OxyContin is the brand name for an opioid analgesic containing the active ingredient oxycodone (also found in Percocet and Percodan). OxyContin is a legal narcotic that is available by prescription to treat severe pain. OxyContin is a controlled-release medication that, when used correctly, provides extended relief of pain associated with cancer, back pain, or arthritis. However, often when the drug is abused, the tablets are crushed and snorted, chewed, or mixed with water and injected. This eliminates the time-release factor and allows for a quick and intense rush of the drug to the brain. This practice can lead to overdosing on OxyContin’s active ingredient, oxycodone, by releasing too much of the medication into the bloodstream too quickly. OxyContin is highly addictive which means that higher doses of the drug must be taken when a tolerance develops. Illicit use of the drug has risen drastically and steadily over the last few years.

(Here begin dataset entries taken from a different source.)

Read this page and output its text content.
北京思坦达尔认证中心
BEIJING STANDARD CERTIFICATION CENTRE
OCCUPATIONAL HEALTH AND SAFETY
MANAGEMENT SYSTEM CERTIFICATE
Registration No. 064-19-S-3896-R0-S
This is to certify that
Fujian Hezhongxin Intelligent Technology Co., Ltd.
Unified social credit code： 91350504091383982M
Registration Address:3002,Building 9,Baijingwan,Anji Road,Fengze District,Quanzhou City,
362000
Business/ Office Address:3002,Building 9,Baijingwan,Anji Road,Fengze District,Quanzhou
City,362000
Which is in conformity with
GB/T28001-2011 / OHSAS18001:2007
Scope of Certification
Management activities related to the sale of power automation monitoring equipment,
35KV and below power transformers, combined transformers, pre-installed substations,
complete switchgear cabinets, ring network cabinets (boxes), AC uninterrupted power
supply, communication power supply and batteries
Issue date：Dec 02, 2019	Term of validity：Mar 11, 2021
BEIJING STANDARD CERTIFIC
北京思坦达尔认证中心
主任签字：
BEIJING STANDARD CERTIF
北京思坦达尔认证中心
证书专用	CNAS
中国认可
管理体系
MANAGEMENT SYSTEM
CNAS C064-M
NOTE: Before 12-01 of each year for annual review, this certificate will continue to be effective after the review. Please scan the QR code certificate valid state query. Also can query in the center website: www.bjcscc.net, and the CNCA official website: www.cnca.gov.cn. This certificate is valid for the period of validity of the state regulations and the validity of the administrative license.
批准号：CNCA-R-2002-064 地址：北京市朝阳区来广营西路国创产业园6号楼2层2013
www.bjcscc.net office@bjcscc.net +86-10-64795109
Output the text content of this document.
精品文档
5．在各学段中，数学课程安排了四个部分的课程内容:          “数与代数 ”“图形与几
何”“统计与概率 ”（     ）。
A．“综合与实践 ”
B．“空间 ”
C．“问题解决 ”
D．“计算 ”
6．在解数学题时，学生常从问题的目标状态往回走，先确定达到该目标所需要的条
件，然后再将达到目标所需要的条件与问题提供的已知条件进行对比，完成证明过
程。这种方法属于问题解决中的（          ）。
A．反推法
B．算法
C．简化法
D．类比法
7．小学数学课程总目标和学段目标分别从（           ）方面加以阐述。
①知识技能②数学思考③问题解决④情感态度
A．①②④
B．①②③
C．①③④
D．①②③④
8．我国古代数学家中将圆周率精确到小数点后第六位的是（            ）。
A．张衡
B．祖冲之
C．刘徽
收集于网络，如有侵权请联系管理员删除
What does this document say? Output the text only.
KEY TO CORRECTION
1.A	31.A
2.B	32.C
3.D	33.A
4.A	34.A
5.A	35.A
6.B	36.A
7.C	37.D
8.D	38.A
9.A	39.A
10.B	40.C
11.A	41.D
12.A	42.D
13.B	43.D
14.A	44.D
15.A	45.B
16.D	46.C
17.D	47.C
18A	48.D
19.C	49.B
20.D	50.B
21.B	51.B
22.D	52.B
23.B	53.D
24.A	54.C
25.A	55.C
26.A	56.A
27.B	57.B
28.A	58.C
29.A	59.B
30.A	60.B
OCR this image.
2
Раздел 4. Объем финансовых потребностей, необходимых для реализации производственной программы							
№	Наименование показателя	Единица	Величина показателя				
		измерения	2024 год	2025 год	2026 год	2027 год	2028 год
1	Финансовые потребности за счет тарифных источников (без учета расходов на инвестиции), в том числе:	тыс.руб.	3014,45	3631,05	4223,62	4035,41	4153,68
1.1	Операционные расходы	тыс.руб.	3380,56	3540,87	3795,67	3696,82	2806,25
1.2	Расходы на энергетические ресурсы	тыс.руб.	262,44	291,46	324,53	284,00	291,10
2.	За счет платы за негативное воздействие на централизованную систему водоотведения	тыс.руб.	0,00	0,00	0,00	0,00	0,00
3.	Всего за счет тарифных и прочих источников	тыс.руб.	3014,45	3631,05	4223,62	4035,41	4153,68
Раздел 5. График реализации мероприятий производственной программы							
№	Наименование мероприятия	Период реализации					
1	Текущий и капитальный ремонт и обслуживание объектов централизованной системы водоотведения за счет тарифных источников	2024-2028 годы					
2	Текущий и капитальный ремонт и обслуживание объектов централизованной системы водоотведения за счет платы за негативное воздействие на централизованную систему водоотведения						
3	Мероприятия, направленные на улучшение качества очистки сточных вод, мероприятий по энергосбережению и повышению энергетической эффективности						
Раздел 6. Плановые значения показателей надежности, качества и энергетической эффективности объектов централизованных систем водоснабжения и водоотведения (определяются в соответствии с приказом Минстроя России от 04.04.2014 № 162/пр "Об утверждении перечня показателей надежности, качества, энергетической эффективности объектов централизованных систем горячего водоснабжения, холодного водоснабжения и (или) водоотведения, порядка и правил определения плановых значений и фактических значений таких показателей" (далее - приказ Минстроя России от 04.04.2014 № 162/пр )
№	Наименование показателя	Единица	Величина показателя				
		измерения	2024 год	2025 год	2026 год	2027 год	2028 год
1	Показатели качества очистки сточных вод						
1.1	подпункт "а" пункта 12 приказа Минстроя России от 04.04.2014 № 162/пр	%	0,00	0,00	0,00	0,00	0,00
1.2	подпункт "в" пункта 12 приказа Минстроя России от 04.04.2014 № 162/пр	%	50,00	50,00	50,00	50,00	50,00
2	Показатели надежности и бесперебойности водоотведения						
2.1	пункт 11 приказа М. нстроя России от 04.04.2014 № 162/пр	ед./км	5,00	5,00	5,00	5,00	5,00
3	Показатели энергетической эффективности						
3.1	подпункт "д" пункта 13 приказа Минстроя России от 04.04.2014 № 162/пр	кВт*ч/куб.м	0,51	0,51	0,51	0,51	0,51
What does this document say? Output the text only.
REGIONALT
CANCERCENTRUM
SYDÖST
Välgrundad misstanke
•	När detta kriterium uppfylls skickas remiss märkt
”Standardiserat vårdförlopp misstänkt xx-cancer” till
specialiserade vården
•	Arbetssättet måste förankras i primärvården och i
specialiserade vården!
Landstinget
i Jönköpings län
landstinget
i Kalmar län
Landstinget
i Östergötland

OxyContin is also known as Oxy, OxyCotton, Oxy 80 (for the 80mg dose), or OC.
What Does OxyContin Look Like?
OxyContin most commonly exists in tablet form. These round pills come in 10mg, 20mg, 40mg, 80mg, and 160mg dosages. OxyContin also comes in capsule or liquid form.
The most serious risk associated with OxyContin is respiratory depression. Because of this, OxyContin should not be combined with other substances that slow down breathing such as alcohol, antihistamines (like some cold or allergy medication), barbiturates, or benzodiazepines. Other common side effects include constipation, nausea, sedation, dizziness, vomiting, headache, dry mouth, sweating, and weakness. Toxic overdose and/or death can occur by taking the tablet broken, chewed, or crushed. People who abuse the drug (by removing the time-release coating) will experience effects for up to 5 hours. The high that is felt is opiate-like and produces a sedate, euphoric feeling.
Using OxyContin chronically can result in increased tolerance to the drug in which higher doses of the medication must be taken to receive the initial effect. Over time, OxyContin will be come physically addictive, causing a person to experience withdrawal symptoms when the drug is not present in their system. Symptoms of withdrawal include restlessness, muscle and bone pain, insomnia, diarrhea, vomiting, cold flashes with goose bumps, and involuntary leg movements.